Answer
(a) Five terms are needed.
(b) Using a computer algebra system, we get:
${F_4}\left( 1 \right) \approx 0.747487$, ${\ \ \ \ \ }$ $F\left( 1 \right) \approx 0.7468244$
Hence, it is verified that $\left| {F\left( 1 \right) - {F_4}\left( 1 \right)} \right| \approx 0.00066264 \lt 0.001$.
Work Step by Step
From Table 2:
${{\rm{e}}^x} = \mathop \sum \limits_{n = 0}^\infty \dfrac{{{x^n}}}{{n!}} = 1 + x + \dfrac{{{x^2}}}{{2!}} + \dfrac{{{x^3}}}{{3!}} + \dfrac{{{x^4}}}{{4!}} + \cdot\cdot\cdot$, ${\ \ \ }$ converges for all $x$.

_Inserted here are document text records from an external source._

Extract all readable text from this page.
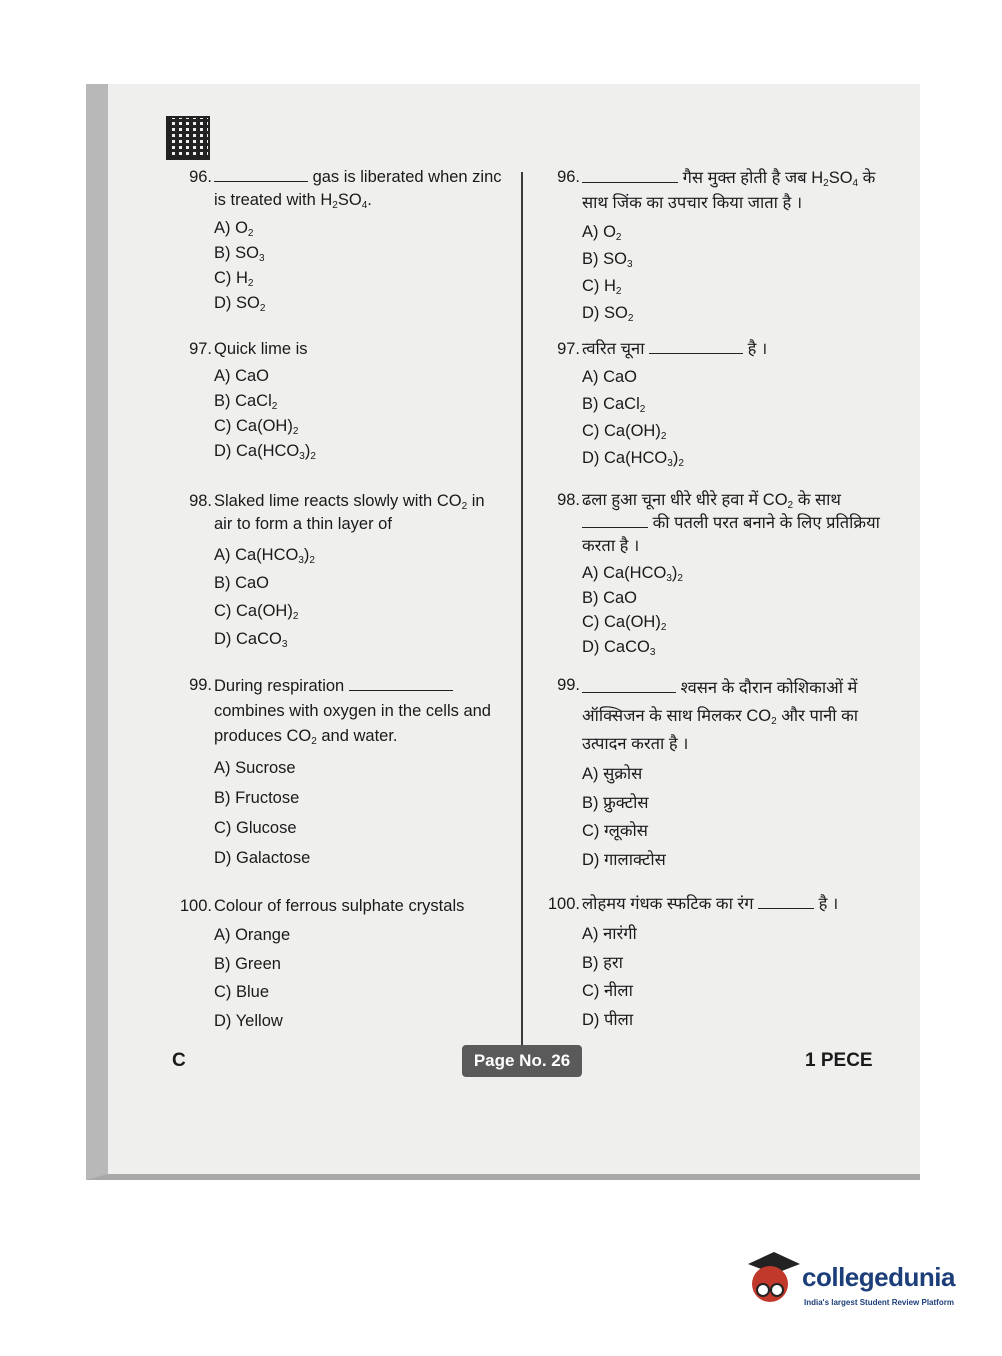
96.	gas is liberated when zinc is treated with $H_2SO_4$.
A) $O_2$
B) $SO_3$
C) $H_2$
D) $SO_2$
97. Quick lime is
A) CaO
B) CaCl$_2$
C) $Ca(OH)_2$
D) $Ca(HCO_3)_2$
98. Slaked lime reacts slowly with $CO_2$ in air to form a thin layer of
A) $Ca(HCO_3)_2$
B) CaO
C) $Ca(OH)_2$
D) CaCO$_3$
99. During respiration  combines with oxygen in the cells and produces $CO_2$ and water.
A) Sucrose
B) Fructose
C) Glucose
D) Galactose
100. Colour of ferrous sulphate crystals
A) Orange
B) Green
C) Blue
D) Yellow
96.	गैस मुक्त होती है जब $H_2SO_4$ के साथ जिंक का उपचार किया जाता है ।
A) $O_2$
B) $SO_3$
C) $H_2$
D) $SO_2$
97. त्वरित चूना	है ।
A) CaO
B) CaCl$_2$
C) $Ca(OH)_2$
D) $Ca(HCO_3)_2$
98. ढला हुआ चूना धीरे धीरे हवा में $CO_2$ के साथ  की पतली परत बनाने के लिए प्रतिक्रिया करता है ।
A) $Ca(HCO_3)_2$
B) CaO
C) $Ca(OH)_2$
D) CaCO$_3$
99.	श्वसन के दौरान कोशिकाओं में ऑक्सिजन के साथ मिलकर $CO_2$ और पानी का उत्पादन करता है ।
A) सुक्रोस
B) फ्रुक्टोस
C) ग्लूकोस
D) गालाक्टोस
100. लोहमय गंधक स्फटिक का रंग	है ।
A) नारंगी
B) हरा
C) नीला
D) पीला
C	Page No. 26	1 PECE
collegedunia
India's largest Student Review Platform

Substituting $ - {t^2}$ for $x$ in the series above gives
${{\rm{e}}^{ - {t^2}}} = \mathop \sum \limits_{n = 0}^\infty \dfrac{{{{\left( { - {t^2}} \right)}^n}}}{{n!}} = \mathop \sum \limits_{n = 0}^\infty \dfrac{{{{\left( { - 1} \right)}^n}{t^{2n}}}}{{n!}} = 1 - {t^2} + \dfrac{{{t^4}}}{{2!}} - \dfrac{{{t^6}}}{{3!}} + \dfrac{{{t^8}}}{{4!}} + \cdot\cdot\cdot$,
converges for all $t$.
Next, we express the function $F\left( x \right) = \mathop \smallint \limits_0^x {{\rm{e}}^{ - {t^2}}}{\rm{d}}t$ using the series above:
$F\left( x \right) = \mathop \smallint \limits_0^x {{\rm{e}}^{ - {t^2}}}{\rm{d}}t = \mathop \sum \limits_{n = 0}^\infty \mathop \smallint \limits_0^x \dfrac{{{{\left( { - 1} \right)}^n}{t^{2n}}}}{{n!}}{\rm{d}}t$
$ = \mathop \sum \limits_{n = 0}^\infty \left[ {\dfrac{{{{\left( { - 1} \right)}^n}{t^{2n + 1}}}}{{\left( {2n + 1} \right)n!}}} \right]_0^x = \mathop \sum \limits_{n = 0}^\infty \dfrac{{{{\left( { - 1} \right)}^n}{x^{2n + 1}}}}{{\left( {2n + 1} \right)n!}}$
Thus, $F\left( x \right) = \mathop \smallint \limits_0^x {{\rm{e}}^{ - {t^2}}}{\rm{d}}t = \mathop \sum \limits_{n = 0}^\infty \dfrac{{{{\left( { - 1} \right)}^n}{x^{2n + 1}}}}{{\left( {2n + 1} \right)n!}}$.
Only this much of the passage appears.